Albert Guðmundsson, Reykjavik 15 giugno 1997,è un trequartista e seconda punta brevilineo, molto rapido, dotato di grande imprevedibilità e di uno straordinario controllo di palla negli spazi stretti.
La sua fisicità agile gli permette rapidità nei cambi di direzione e nei dribbling nello stretto.
Riesce a scodellare giocate non banali, sterzate e una visione di gioco che gli consente di essere decisivo sia come finalizzatore che come assist-man.
Predilige agire sulla trequarti o come seconda punta, evitando di pestare la linea laterale per poter incidere tra le linee.
Ruoli? Trequartista / Seconda punta. È la sua zolla ideale, alle spalle di un attaccante centrale.
Come esterno offensivo può giocare a destra o a sinistra in un tridente, a patto di avere licenza di accentrarsi.
[Fonti Web]

1,77 cm di cristiano, fisicità POWER, tecnico e raffinato come la storia racconta.
Resto sintonizzata sulle good vibes, con tutta la buona fede di questo mondo perché, potrà piacere o meno, ma è abbastanza oggettivo già da ora che non ci farà fare grandi dormite, eh.
Al contrario di qualcuno che pascola sulla fascia….

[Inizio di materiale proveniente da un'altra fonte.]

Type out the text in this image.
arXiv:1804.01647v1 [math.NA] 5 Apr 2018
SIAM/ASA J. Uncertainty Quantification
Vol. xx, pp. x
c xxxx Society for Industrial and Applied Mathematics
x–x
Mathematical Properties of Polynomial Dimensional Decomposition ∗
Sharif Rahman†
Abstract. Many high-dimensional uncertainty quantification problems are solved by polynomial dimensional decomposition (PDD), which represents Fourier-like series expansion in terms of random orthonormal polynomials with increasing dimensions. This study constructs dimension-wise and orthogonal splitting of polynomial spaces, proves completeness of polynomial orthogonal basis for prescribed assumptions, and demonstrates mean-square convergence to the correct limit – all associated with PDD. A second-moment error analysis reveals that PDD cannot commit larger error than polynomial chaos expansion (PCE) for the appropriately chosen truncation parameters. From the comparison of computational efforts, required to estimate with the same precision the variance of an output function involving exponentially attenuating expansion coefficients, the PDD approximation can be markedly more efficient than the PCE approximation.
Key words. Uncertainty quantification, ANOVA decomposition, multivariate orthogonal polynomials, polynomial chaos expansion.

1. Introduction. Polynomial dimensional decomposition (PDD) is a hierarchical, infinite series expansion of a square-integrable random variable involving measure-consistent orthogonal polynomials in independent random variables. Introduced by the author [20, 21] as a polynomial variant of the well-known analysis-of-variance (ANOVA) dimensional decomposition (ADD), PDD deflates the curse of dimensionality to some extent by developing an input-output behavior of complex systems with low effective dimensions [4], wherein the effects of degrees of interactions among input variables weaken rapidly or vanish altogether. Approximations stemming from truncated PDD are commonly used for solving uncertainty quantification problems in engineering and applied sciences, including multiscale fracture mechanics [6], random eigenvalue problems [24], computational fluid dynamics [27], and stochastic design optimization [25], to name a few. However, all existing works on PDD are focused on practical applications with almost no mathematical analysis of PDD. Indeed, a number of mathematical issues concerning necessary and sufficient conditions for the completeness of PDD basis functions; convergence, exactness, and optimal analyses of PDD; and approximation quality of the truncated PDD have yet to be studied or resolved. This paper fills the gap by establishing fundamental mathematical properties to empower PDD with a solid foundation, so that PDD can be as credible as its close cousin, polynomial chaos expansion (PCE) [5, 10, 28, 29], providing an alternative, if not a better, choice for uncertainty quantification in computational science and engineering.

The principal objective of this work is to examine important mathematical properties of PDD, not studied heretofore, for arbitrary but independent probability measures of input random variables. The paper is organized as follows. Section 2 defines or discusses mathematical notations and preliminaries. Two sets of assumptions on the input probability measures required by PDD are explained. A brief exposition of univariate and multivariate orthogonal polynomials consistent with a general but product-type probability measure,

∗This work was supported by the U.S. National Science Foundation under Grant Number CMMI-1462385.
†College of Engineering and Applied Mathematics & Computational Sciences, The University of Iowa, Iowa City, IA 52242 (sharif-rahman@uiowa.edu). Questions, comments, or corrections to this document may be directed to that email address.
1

Come giocherà con Gattuso?
Gudmundsson è soprattutto una seconda punta, o almeno così era al Genoa (sia in Serie B che in Serie A), ruolo che gli è valso la chiamata della Fiorentina.
A Firenze, però, l’islandese ha giocato anche come 10 in un 4-2-3-1 e come esterno offensivo.
Proprio questo è il ruolo in cui Gattuso dovrebbe inserirlo: esterno sinistro nel tridente.
Un semplice “vice”? No. Non credo….

Per i biancocelesti è semplicemente perfetto.
È ciò di cui avevamo bisogno.
C’ha la faccia cattiva, è capace di stare in campo a prescindere dal grado di notorietà di chi si trova vicino, per nulla imbranato e deliziosamente pieno di verve.
Penso sarà in grado di riempire i tempi morti e di reagire con prontezza ad eventuali imprevisti.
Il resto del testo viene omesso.